Virgil’s Aeneid, Book II
Aeneas has arrived in Carthage, seen the story of Troy already captured in public artworks, and has emerged from his cloak of invisibility at the court of Dido. In this book he tells the tale of the fall of Troy.
We are presumably supposed to be, with Virgil, on the side of Troy and against the slimy Greeks, but because of this the expectation seems to be that we’ll feel anxious and sad by what actually comes off as Trojan stupidity!
- Identify several instance of Trojan stupidity leading to their own downfall.
Note Aeneas and the Trojans’ predilection for melodrama, perhaps one of the reasons they fall for Sinon’s nonsense.
Aeneas picks up the story after some other events have transpired following the end of Homer’s Iliad. (See here.) He tells of the famous Trojan horse, an plot hatched by Ulysses (formerly Odysseus) for winning the war by trickery. Note the Trojan stupidities, recounted by an unaware Aeneas:
- The Greeks suddenly pack up and leave after ten years of war? So the Trojans quickly believe. The ships are really just hiding behind a strip of land, but the Trojans immediately thrown open their gates.
- Laocoon doesn’t sound particularly insane when he advises that the Trojans beware of Greeks bearing gifts, but the Trojans ignore him and ooh and ahh over the gigantic wooden horse.
- Maybe because he mirrors their melodramatic histrionics, the Trojans believe Sinon, the liar left behind who pretends he was dumped as a traitor to the Greeks. “His name, Sinon, means ‘pest,’ ‘bane,’ or ‘misfortune’ in Greek” (Strauss 171). He says all the right things, spitting on the name of Ulysses and squeezing out tears, but give me a break.

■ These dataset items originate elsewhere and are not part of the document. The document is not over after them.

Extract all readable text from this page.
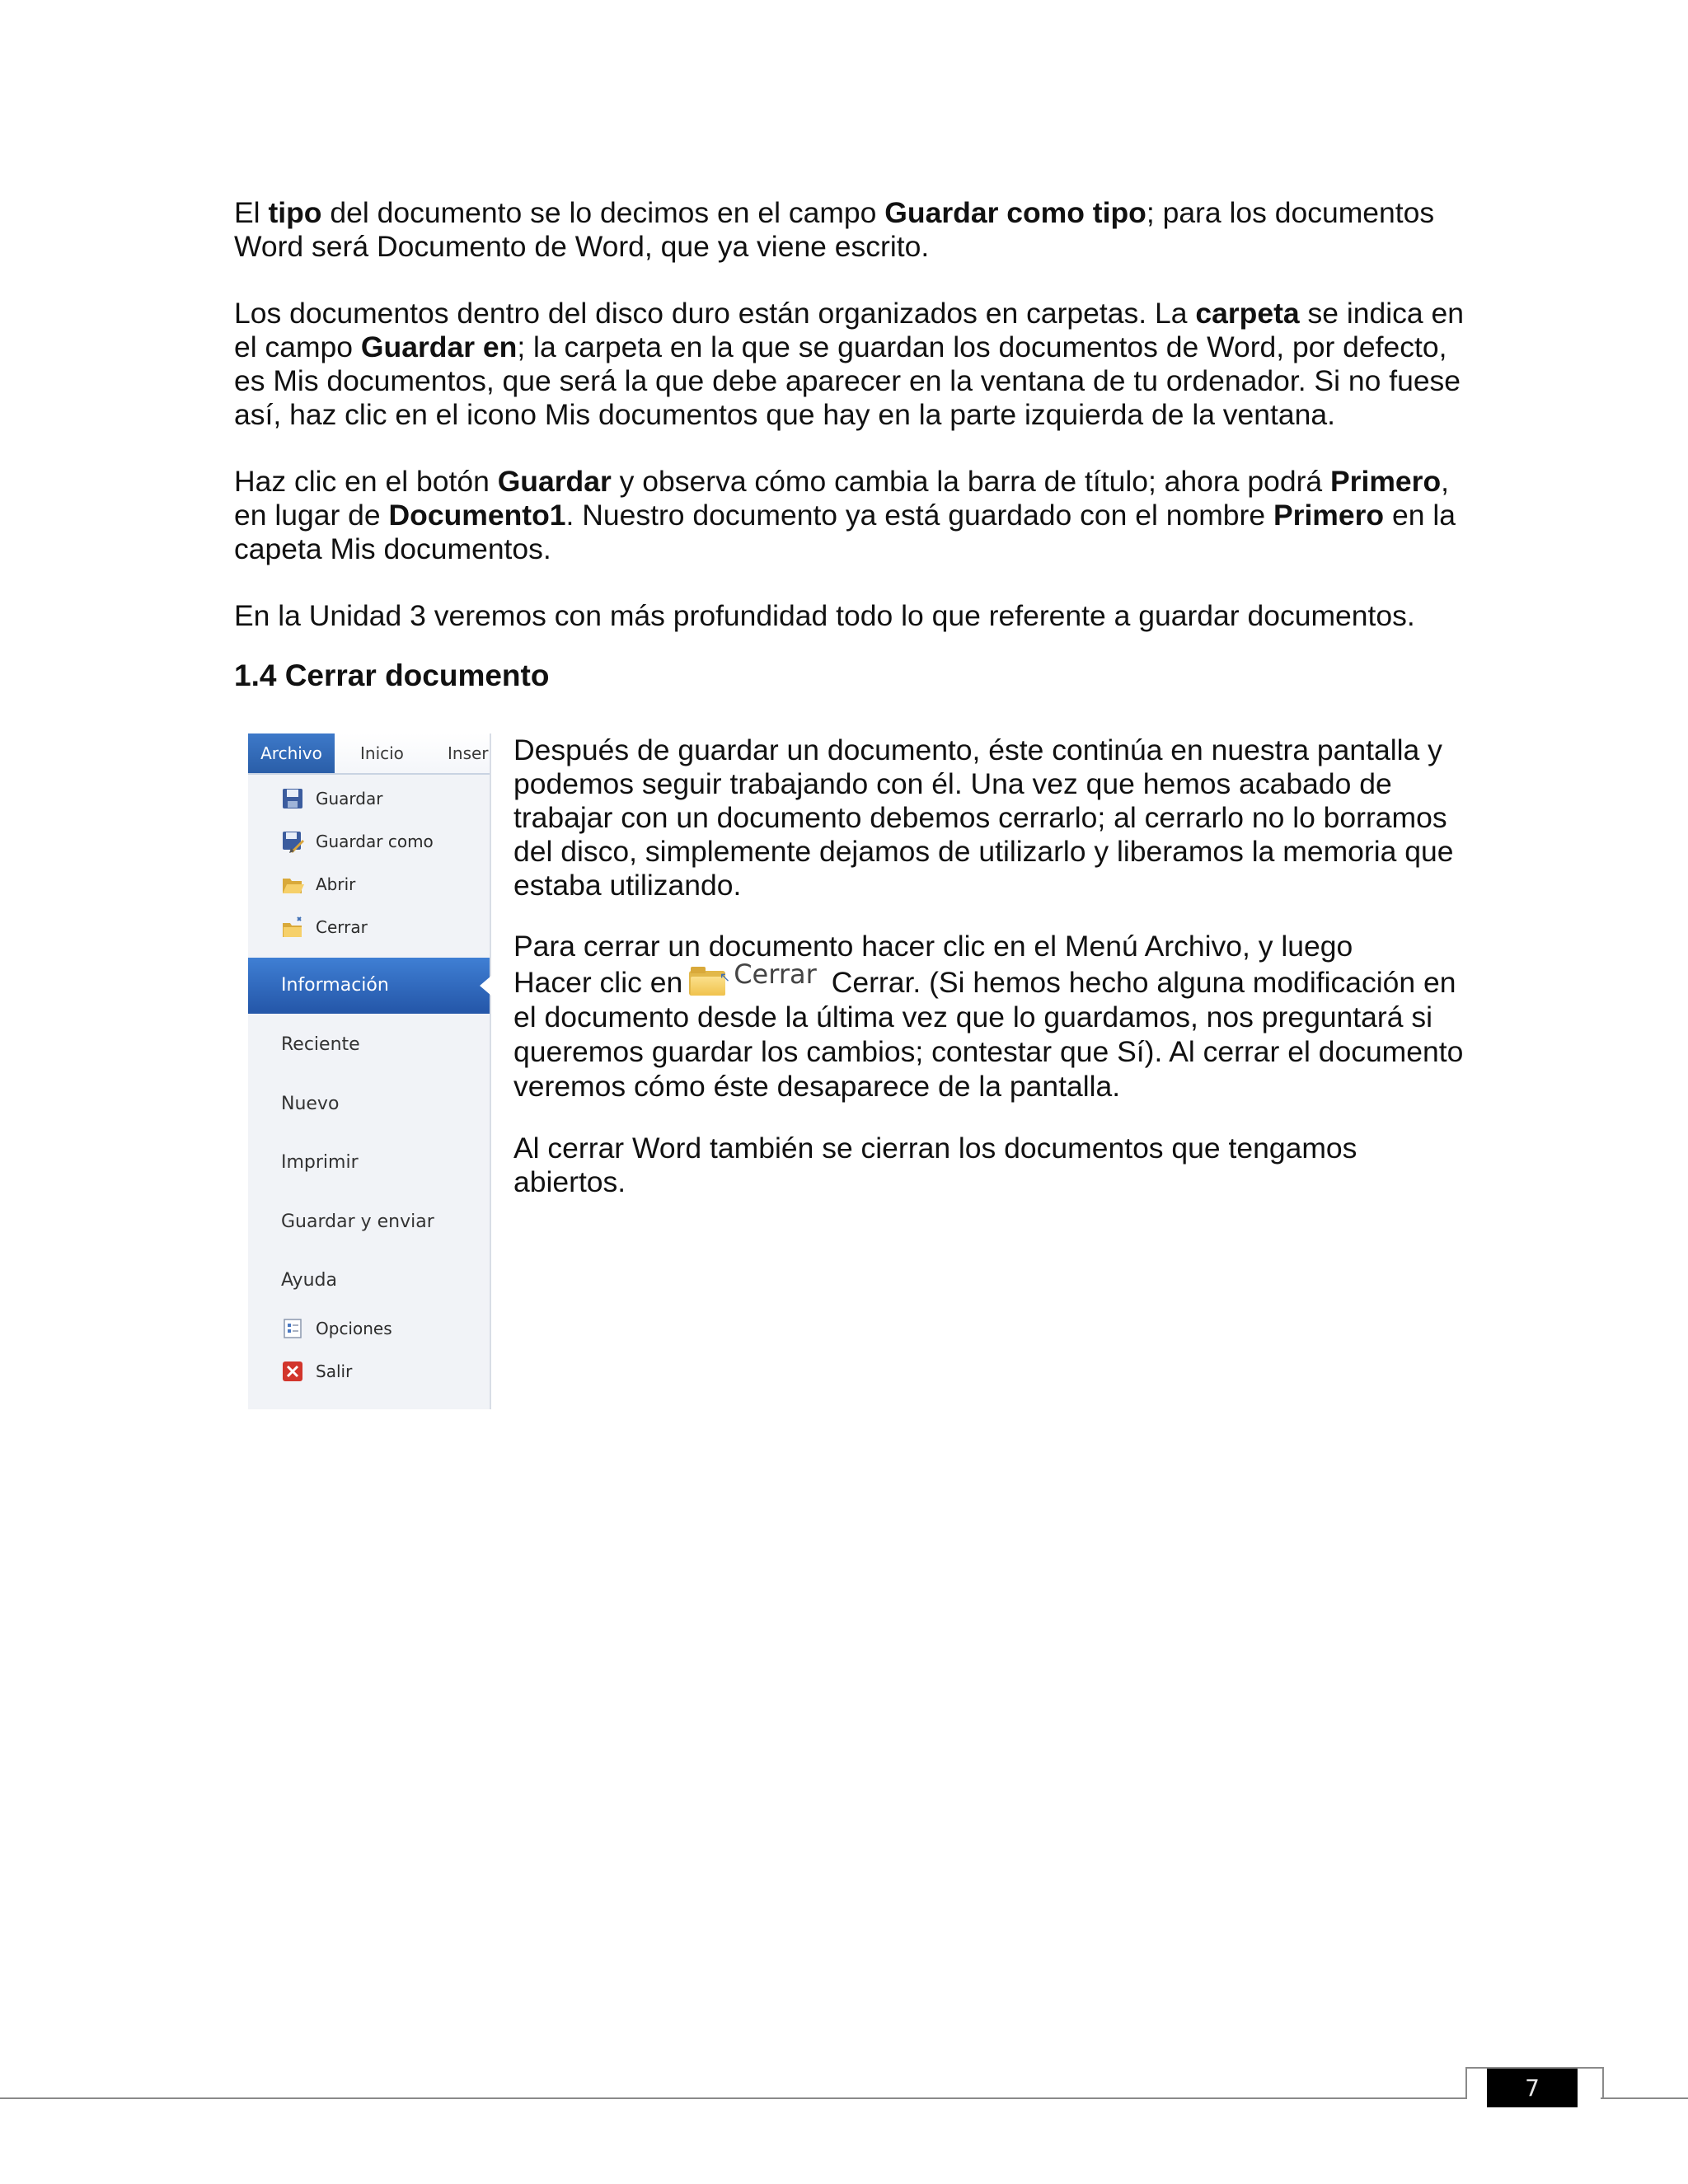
El tipo del documento se lo decimos en el campo Guardar como tipo; para los documentos Word será Documento de Word, que ya viene escrito.

Los documentos dentro del disco duro están organizados en carpetas. La carpeta se indica en el campo Guardar en; la carpeta en la que se guardan los documentos de Word, por defecto, es Mis documentos, que será la que debe aparecer en la ventana de tu ordenador. Si no fuese así, haz clic en el icono Mis documentos que hay en la parte izquierda de la ventana.

Haz clic en el botón Guardar y observa cómo cambia la barra de título; ahora podrá Primero, en lugar de Documento1. Nuestro documento ya está guardado con el nombre Primero en la capeta Mis documentos.

En la Unidad 3 veremos con más profundidad todo lo que referente a guardar documentos.

1.4 Cerrar documento
Archivo	Inicio	Inser
Guardar
Guardar como
Abrir
Cerrar
Información
Reciente
Nuevo
Imprimir
Guardar y enviar
Ayuda
Opciones
Salir

Después de guardar un documento, éste continúa en nuestra pantalla y podemos seguir trabajando con él. Una vez que hemos acabado de trabajar con un documento debemos cerrarlo; al cerrarlo no lo borramos del disco, simplemente dejamos de utilizarlo y liberamos la memoria que estaba utilizando.

Para cerrar un documento hacer clic en el Menú Archivo, y luego
Hacer clic en	↖ Cerrar Cerrar. (Si hemos hecho alguna modificación en el documento desde la última vez que lo guardamos, nos preguntará si queremos guardar los cambios; contestar que Sí). Al cerrar el documento veremos cómo éste desaparece de la pantalla.

Al cerrar Word también se cierran los documentos que tengamos abiertos.

7
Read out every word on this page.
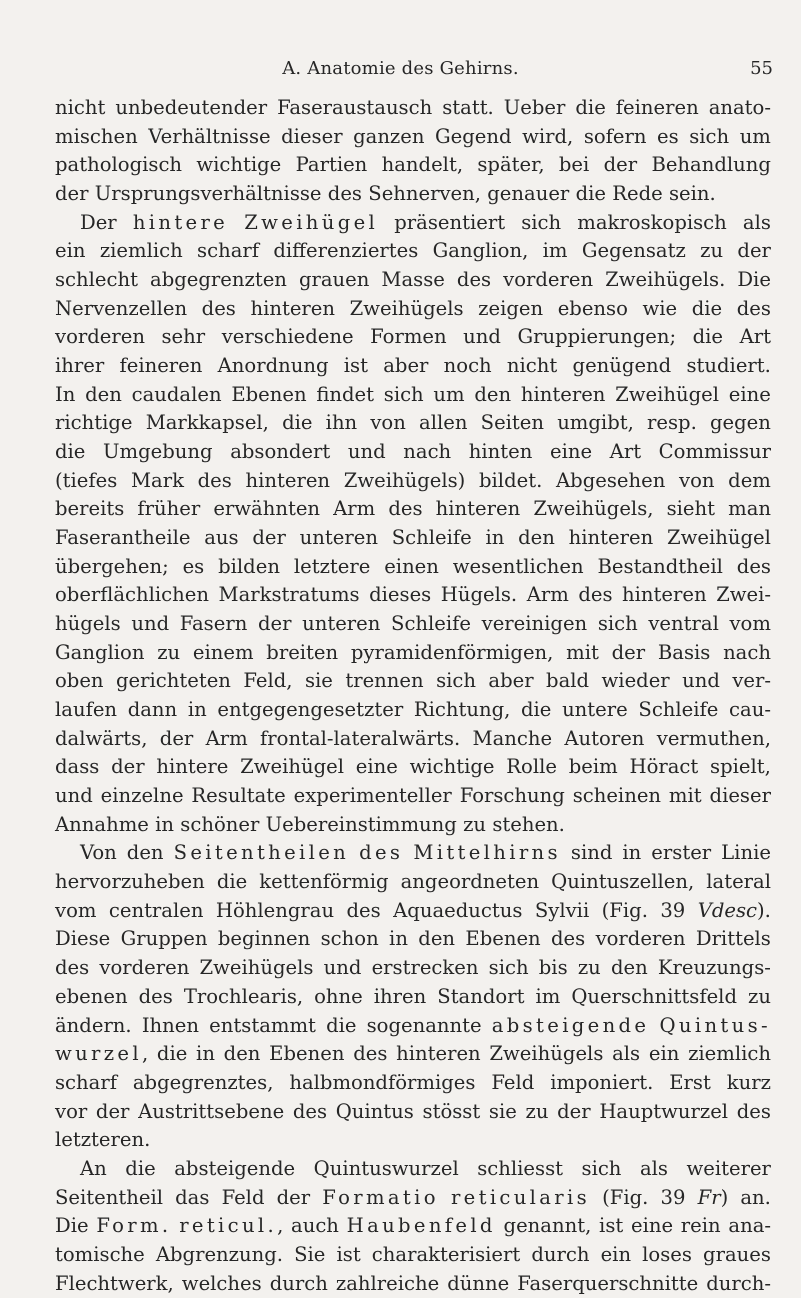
A. Anatomie des Gehirns.	55
nicht unbedeutender Faseraustausch statt. Ueber die feineren anato-
mischen Verhältnisse dieser ganzen Gegend wird, sofern es sich um
pathologisch wichtige Partien handelt, später, bei der Behandlung
der Ursprungsverhältnisse des Sehnerven, genauer die Rede sein.
Der hintere Zweihügel präsentiert sich makroskopisch als
ein ziemlich scharf differenziertes Ganglion, im Gegensatz zu der
schlecht abgegrenzten grauen Masse des vorderen Zweihügels. Die
Nervenzellen des hinteren Zweihügels zeigen ebenso wie die des
vorderen sehr verschiedene Formen und Gruppierungen; die Art
ihrer feineren Anordnung ist aber noch nicht genügend studiert.
In den caudalen Ebenen findet sich um den hinteren Zweihügel eine
richtige Markkapsel, die ihn von allen Seiten umgibt, resp. gegen
die Umgebung absondert und nach hinten eine Art Commissur
(tiefes Mark des hinteren Zweihügels) bildet. Abgesehen von dem
bereits früher erwähnten Arm des hinteren Zweihügels, sieht man
Faserantheile aus der unteren Schleife in den hinteren Zweihügel
übergehen; es bilden letztere einen wesentlichen Bestandtheil des
oberflächlichen Markstratums dieses Hügels. Arm des hinteren Zwei-
hügels und Fasern der unteren Schleife vereinigen sich ventral vom
Ganglion zu einem breiten pyramidenförmigen, mit der Basis nach
oben gerichteten Feld, sie trennen sich aber bald wieder und ver-
laufen dann in entgegengesetzter Richtung, die untere Schleife cau-
dalwärts, der Arm frontal-lateralwärts. Manche Autoren vermuthen,
dass der hintere Zweihügel eine wichtige Rolle beim Höract spielt,
und einzelne Resultate experimenteller Forschung scheinen mit dieser
Annahme in schöner Uebereinstimmung zu stehen.
Von den Seitentheilen des Mittelhirns sind in erster Linie
hervorzuheben die kettenförmig angeordneten Quintuszellen, lateral
vom centralen Höhlengrau des Aquaeductus Sylvii (Fig. 39 Vdesc).
Diese Gruppen beginnen schon in den Ebenen des vorderen Drittels
des vorderen Zweihügels und erstrecken sich bis zu den Kreuzungs-
ebenen des Trochlearis, ohne ihren Standort im Querschnittsfeld zu
ändern. Ihnen entstammt die sogenannte absteigende Quintus-
wurzel, die in den Ebenen des hinteren Zweihügels als ein ziemlich
scharf abgegrenztes, halbmondförmiges Feld imponiert. Erst kurz
vor der Austrittsebene des Quintus stösst sie zu der Hauptwurzel des
letzteren.
An die absteigende Quintuswurzel schliesst sich als weiterer
Seitentheil das Feld der Formatio reticularis (Fig. 39 Fr) an.
Die Form. reticul., auch Haubenfeld genannt, ist eine rein ana-
tomische Abgrenzung. Sie ist charakterisiert durch ein loses graues
Flechtwerk, welches durch zahlreiche dünne Faserquerschnitte durch-
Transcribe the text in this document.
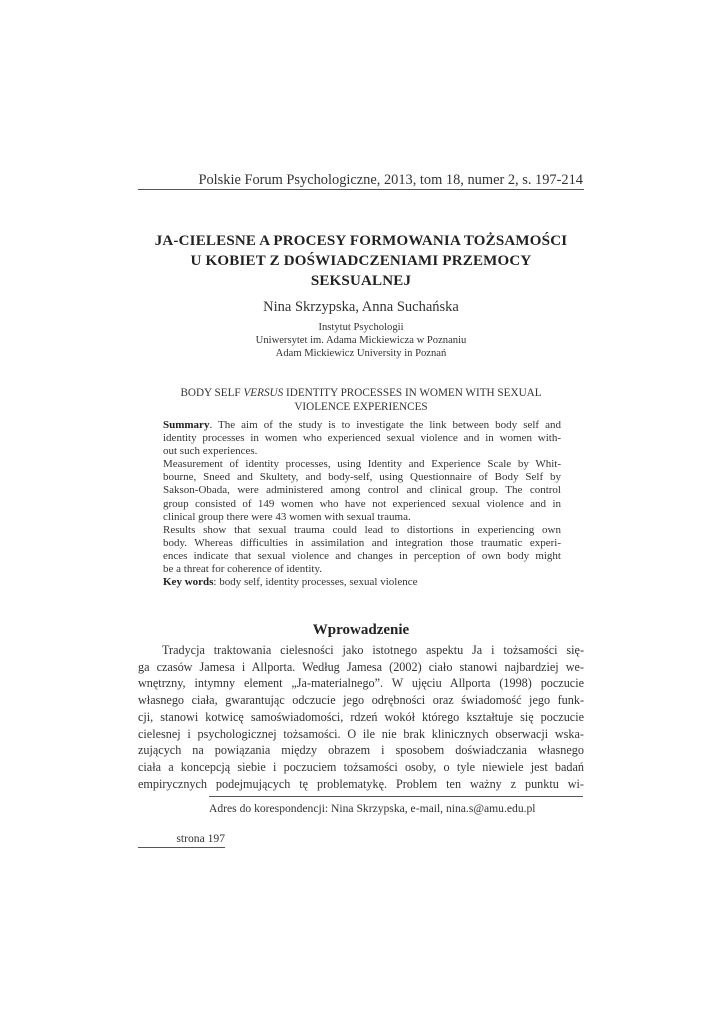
Polskie Forum Psychologiczne, 2013, tom 18, numer 2, s. 197-214
JA-CIELESNE A PROCESY FORMOWANIA TOŻSAMOŚCI
U KOBIET Z DOŚWIADCZENIAMI PRZEMOCY
SEKSUALNEJ
Nina Skrzypska, Anna Suchańska
Instytut Psychologii
Uniwersytet im. Adama Mickiewicza w Poznaniu
Adam Mickiewicz University in Poznań
BODY SELF VERSUS IDENTITY PROCESSES IN WOMEN WITH SEXUAL
VIOLENCE EXPERIENCES
Summary. The aim of the study is to investigate the link between body self and
identity processes in women who experienced sexual violence and in women with-
out such experiences.
Measurement of identity processes, using Identity and Experience Scale by Whit-
bourne, Sneed and Skultety, and body-self, using Questionnaire of Body Self by
Sakson-Obada, were administered among control and clinical group. The control
group consisted of 149 women who have not experienced sexual violence and in
clinical group there were 43 women with sexual trauma.
Results show that sexual trauma could lead to distortions in experiencing own
body. Whereas difficulties in assimilation and integration those traumatic experi-
ences indicate that sexual violence and changes in perception of own body might
be a threat for coherence of identity.
Key words: body self, identity processes, sexual violence
Wprowadzenie
Tradycja traktowania cielesności jako istotnego aspektu Ja i tożsamości się-
ga czasów Jamesa i Allporta. Według Jamesa (2002) ciało stanowi najbardziej we-
wnętrzny, intymny element „Ja-materialnego”. W ujęciu Allporta (1998) poczucie
własnego ciała, gwarantując odczucie jego odrębności oraz świadomość jego funk-
cji, stanowi kotwicę samoświadomości, rdzeń wokół którego kształtuje się poczucie
cielesnej i psychologicznej tożsamości. O ile nie brak klinicznych obserwacji wska-
zujących na powiązania między obrazem i sposobem doświadczania własnego
ciała a koncepcją siebie i poczuciem tożsamości osoby, o tyle niewiele jest badań
empirycznych podejmujących tę problematykę. Problem ten ważny z punktu wi-
Adres do korespondencji: Nina Skrzypska, e-mail, nina.s@amu.edu.pl
strona 197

- When they’re wheeling the horse towards the city, several times they hear noise in the hollow torso of the horse, but the Trojans ignore this. Morons!
- They ignore their own prophetess Cassandra when she warns them of this horse bringing their doom. (Okay. The tricky part here is that it is Cassandra’s curse that she know the truth and never be believed. But I’m pretty sure the Trojans know about this curse, so you’d think that therefore one would believe her, but nope. Idiots!)
- Like Beowulf’s pals before the expected night attack of Grendel, everybody gets drunk, so the Greeks are easily able to emerge from the horse in a weird symbolic blur of birth and death.
- Politës, one of the very last of Priam’s sons left alive now, in running away from Pyrrhus, leads him right to where mom and dad are hiding, which in turn brings about Priam’s murder. What a jackass!
The rest of the drama involves Aeneas’ conflicting impulses. He wants to kill Helen, but divine intervention must stop this because he has a more important mission. He wants to fight the Greeks, even if he has to go out in a blaze of heroic glory, but he has a more important mission. When his father Anchises decides he’s too old to relocate, Aeneas’ despair brings about his old heroic impulse to go fight the Greeks, but divine intervention in the form of wondrous portents (1: his kid’s head lights up, and 2: they see a UFO) reminds him that he has a more important mission.
Lastly, an important “tableau” (a symbolic visual image set up as such in narrative, a sort of freeze-frame) is carefully created by Virgil (and artists afterwards have taken the cue): Aeneas is ready to leave town with his father Anchises in a bag on his back and holding his son Iulus’ hand.
- What is the symbolic significance of this tableau?
Anchises represents old Troy, now gone. Aeneas is the transition figure, blazing rather roundabout path towards the founding of the great Roman Empire, the best thing ever (according to the Romans). Since Aeneas, like Moses, is destined not to see the new kingdom established, Iulus represents the future. And notice, then, how Creusa, Aeneas’ wife, is literally marginalized in the tableau, and then figuratively marginalized in general. The great tableau boys march off with Creusa trailing behind, and eventually when they’re way out of town Aeneas glances back and doesn’t see her. He goes back briefly, but never finds out what happened to her! And get this: “She alone failed her friends, her child, her husband. / Out of my mind, whom did I not accuse…?” (2.931-932). Um, probably himself? But who cares, right? The big male erection of Rome is all that matters ultimately.